Archived Issues   April 2000 Vol. 81 No. 8
Family Matters:
It The Yarmulke Fits, Wear It
By Tim Rossi

Nowadays it's not unusual to find strangers at the table. Seders, the most popular Jewish ritual, draw a full house. Some Jews may fight the ennui of the annual gathering, but the awe it evokes in a newcomer can kindle new appreciation of this foundation of our faith.

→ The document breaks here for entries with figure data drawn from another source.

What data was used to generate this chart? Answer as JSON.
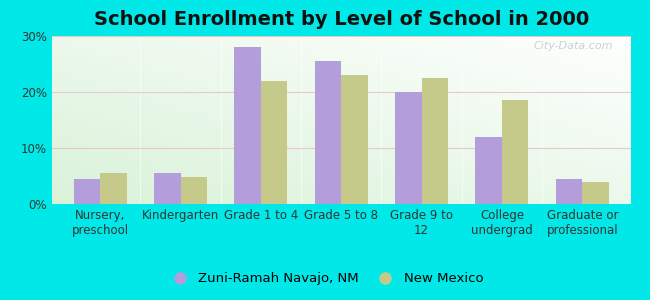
{
  "title": "School Enrollment by Level of School in 2000",
  "categories": [
    "Nursery,\npreschool",
    "Kindergarten",
    "Grade 1 to 4",
    "Grade 5 to 8",
    "Grade 9 to\n12",
    "College\nundergrad",
    "Graduate or\nprofessional"
  ],
  "zuni_values": [
    4.5,
    5.5,
    28.0,
    25.5,
    20.0,
    12.0,
    4.5
  ],
  "nm_values": [
    5.5,
    4.8,
    22.0,
    23.0,
    22.5,
    18.5,
    4.0
  ],
  "zuni_color": "#b39ddb",
  "nm_color": "#c5c98a",
  "background_color": "#00e8e8",
  "ylim": [
    0,
    30
  ],
  "yticks": [
    0,
    10,
    20,
    30
  ],
  "ytick_labels": [
    "0%",
    "10%",
    "20%",
    "30%"
  ],
  "legend_label1": "Zuni-Ramah Navajo, NM",
  "legend_label2": "New Mexico",
  "title_fontsize": 14,
  "tick_fontsize": 8.5,
  "legend_fontsize": 9.5
}
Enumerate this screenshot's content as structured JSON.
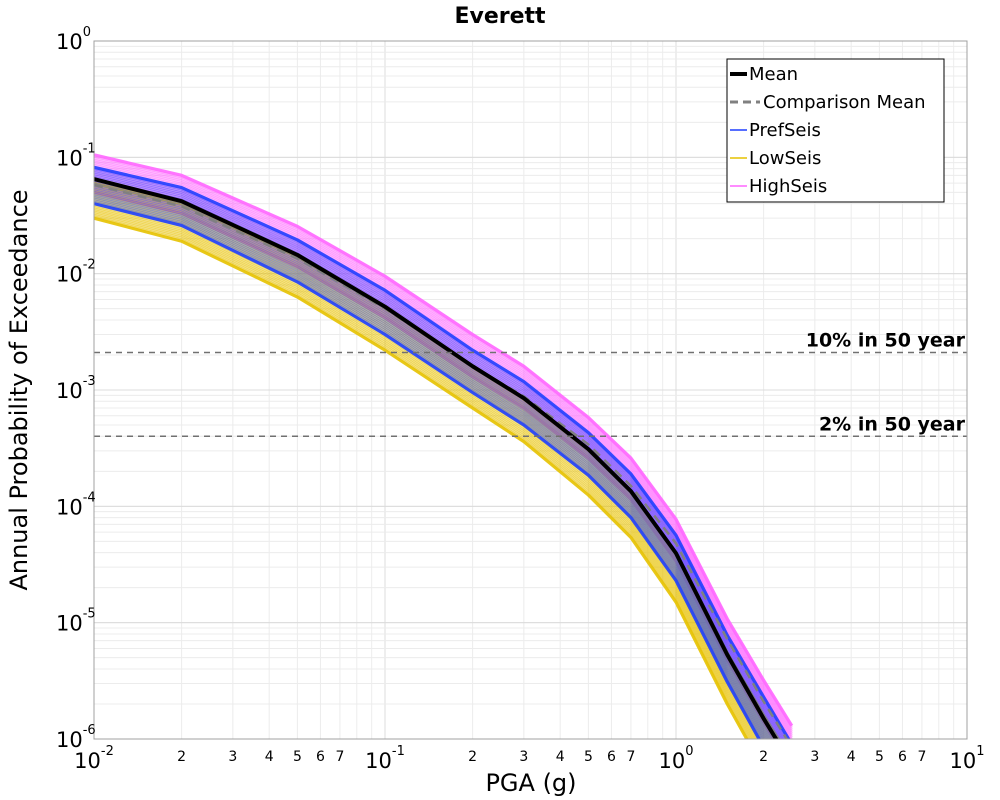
{
  "chart_data": {
    "type": "line",
    "title": "Everett",
    "xlabel": "PGA (g)",
    "ylabel": "Annual Probability of Exceedance",
    "x_scale": "log",
    "y_scale": "log",
    "xlim": [
      0.01,
      10
    ],
    "ylim": [
      1e-06,
      1
    ],
    "grid": true,
    "legend_position": "top-right",
    "x_ticks": [
      {
        "base": "10",
        "exp": "-2"
      },
      {
        "base": "10",
        "exp": "-1"
      },
      {
        "base": "10",
        "exp": "0"
      },
      {
        "base": "10",
        "exp": "1"
      }
    ],
    "y_ticks": [
      {
        "base": "10",
        "exp": "0"
      },
      {
        "base": "10",
        "exp": "-1"
      },
      {
        "base": "10",
        "exp": "-2"
      },
      {
        "base": "10",
        "exp": "-3"
      },
      {
        "base": "10",
        "exp": "-4"
      },
      {
        "base": "10",
        "exp": "-5"
      },
      {
        "base": "10",
        "exp": "-6"
      }
    ],
    "x_minor_tick_labels": [
      "2",
      "3",
      "4",
      "5",
      "6",
      "7"
    ],
    "reference_lines": [
      {
        "label": "10% in 50 year",
        "y": 0.0021
      },
      {
        "label": "2% in 50 year",
        "y": 0.0004
      }
    ],
    "series": [
      {
        "name": "Mean",
        "color": "#000000",
        "style": "solid",
        "x": [
          0.01,
          0.02,
          0.05,
          0.1,
          0.2,
          0.3,
          0.5,
          0.7,
          1.0,
          1.5,
          2.0,
          2.5
        ],
        "y": [
          0.065,
          0.042,
          0.0145,
          0.0052,
          0.0016,
          0.00085,
          0.00031,
          0.000135,
          3.95e-05,
          5.3e-06,
          1.5e-06,
          6e-07
        ]
      },
      {
        "name": "Comparison Mean",
        "color": "#808080",
        "style": "dashed",
        "x": [
          0.01,
          0.02,
          0.05,
          0.1,
          0.2,
          0.3,
          0.5,
          0.7,
          1.0,
          1.5,
          2.0,
          2.5
        ],
        "y": [
          0.058,
          0.038,
          0.0135,
          0.005,
          0.0016,
          0.00088,
          0.00034,
          0.00015,
          4.8e-05,
          7.2e-06,
          2.1e-06,
          8.5e-07
        ]
      },
      {
        "name": "PrefSeis",
        "color": "#1f3fff",
        "style": "band",
        "x": [
          0.01,
          0.02,
          0.05,
          0.1,
          0.2,
          0.3,
          0.5,
          0.7,
          1.0,
          1.5,
          2.0,
          2.5
        ],
        "y_low": [
          0.04,
          0.026,
          0.0085,
          0.003,
          0.00095,
          0.0005,
          0.000185,
          8e-05,
          2.3e-05,
          3.1e-06,
          8.5e-07,
          3.5e-07
        ],
        "y_high": [
          0.082,
          0.055,
          0.0195,
          0.0072,
          0.0022,
          0.00118,
          0.00043,
          0.00019,
          5.65e-05,
          7.8e-06,
          2.3e-06,
          9e-07
        ]
      },
      {
        "name": "LowSeis",
        "color": "#e6c200",
        "style": "band",
        "x": [
          0.01,
          0.02,
          0.05,
          0.1,
          0.2,
          0.3,
          0.5,
          0.7,
          1.0,
          1.5,
          2.0,
          2.5
        ],
        "y_low": [
          0.03,
          0.019,
          0.0063,
          0.0022,
          0.0007,
          0.00036,
          0.000125,
          5.4e-05,
          1.5e-05,
          2e-06,
          5.5e-07,
          2.2e-07
        ],
        "y_high": [
          0.06,
          0.04,
          0.014,
          0.0052,
          0.0016,
          0.00085,
          0.00031,
          0.000135,
          4e-05,
          5.5e-06,
          1.6e-06,
          6.5e-07
        ]
      },
      {
        "name": "HighSeis",
        "color": "#ff66ff",
        "style": "band",
        "x": [
          0.01,
          0.02,
          0.05,
          0.1,
          0.2,
          0.3,
          0.5,
          0.7,
          1.0,
          1.5,
          2.0,
          2.5
        ],
        "y_low": [
          0.05,
          0.033,
          0.0115,
          0.0042,
          0.0013,
          0.0007,
          0.00026,
          0.000115,
          3.4e-05,
          4.8e-06,
          1.4e-06,
          5.5e-07
        ],
        "y_high": [
          0.105,
          0.07,
          0.0255,
          0.0095,
          0.003,
          0.0016,
          0.00058,
          0.00026,
          7.75e-05,
          1.08e-05,
          3.2e-06,
          1.3e-06
        ]
      }
    ]
  }
}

I am looking forward to the Seder this year. We'll spend both nights with my wife's family. Her sisters will greet me affectionately; their children will call me Uncle. I'll take off my jacket, recline and wait for the prayers to begin. The scents of foods I've learned to enjoy-if not pronounce-will beckon to me from the kitchen to signal that the meal is almost ready. If you could save holidays in a jar, this is what you would smell when you opened the lid.

I have learned in my short association with Jewish culture that to be welcomed into a Jewish family means to be welcomed at the table and I dine in the warmth of acceptance, knowing that a place has been saved for me in my mother-in-law's home. My spot is reserved through marriage, not birthright, and much of what is intuitive to my wife and her family continues to elude me. But with each year, I feel I am less a stranger than the year before.

I have only recently married into this family and I still have much to learn about the customs and traditions that shape my wife's heritage. Passover remains new to me but I am beginning to get acclimated to the practices of the holiday. The first Seder I attended was also the first time I met most of my wife's family; it was like "meeting-the-family jitters" times chai squared. Like most holidays, that evening began with lighting candles and saying the blessings. This all seems safe enough now but at the time I hid behind my wife as two terrifying fears dominated my thoughts: "I hope no one is offended that I am wearing a yarmulke" and "It feels like my yarmulke is falling off."

As a Catholic the only thing I knew about Passover was that the Last Supper had been a Seder. Indeed, when they offered me something called "gafilta fish" I thought it would be my last meal as well. Love, however, often drives us to do the unthinkable, and I had no choice but to sample the stuff. As often happens when my wife encourages me to try something that I am leery of, I found I actually liked it.

The rest of the meal was less mysterious: You pretty much got what was advertised. The bitter herbs were bitter, the salt water was salty, and although you couldn't build much of a wall with the charoset, the unleavened bread was, in fact, flat.

At our second Seder together, when my yarmulke didn't threaten to fall off (for some reason, the less hair I have, the more secure it begins to feel), I relaxed enough to be rewarded with an even greater surprise than liking gefilte fish. When we sat down to begin reading the prayers, I opened the Haggada. I had used this book the year before but this time I actually looked inside. Many of the prayers had been recited in Hebrew and, like with the Latin masses of my youth, I could not understand a word anyone was saying. In this Haggada were English translations of the Hebrew stories, prayers and songs. I was surprised to find embedded within the text familiar passages that I had been hearing ever since they started saying mass in English.

I suppose I should have expected this. We read from the same Bible, we pray to the same God. It's easy to forget that all of God's people probably ask Him for the same things. At the Seder we praise God for liberation from slavery and ask him for continued freedom for ourselves and others. But the story of Passover is the story of escape from persecution. After Treblinka and Dachau, I wonder how Jews can ever have the faith to pray for others.

I wonder about the faith that Moses must have had. I get nervous walking through metal detectors at the airport; how does one muster the belief to walk through parted seas? How much faith does it take to convince others to follow you? If I get lost driving someplace my wife will read from John Gray's Men Are From Mars, Women Are From Venus out loud until I stop and get directions. How much faith does it take to convince your wife and your friends that you will find the Promised Land after you have spent 40 years walking around the desert looking for it?

How much faith isn't enough? God told Moses to talk to a rock and water would flow forth, but Moses tapped the rock instead and was banned from entering the Promised Land. It hardly seems like the kind of retribution that would spawn such an enduring tradition. And yet here we are, thousands of years later, gathered around a table in the home of my wife's family. I sometimes think about what that means; people were probably gathering and reclining and eating and praying and putting out wine for Elijah and hiding the Afikoman from children for a thousand years before my religion was a religion. The whole concept is incredible. What kind of faith does it take to keep something alive that long?

Faith is one of those things that is hard to define but you feel like you know it when you see it. I look around the table and see wonder in the eyes of children, love in the eyes of family. There is something comforting in knowing that all of this will be safe for another year.

Tim Rossi, a business manager at a publishing company, shares holidays and life with his wife in Pleasantville, New York.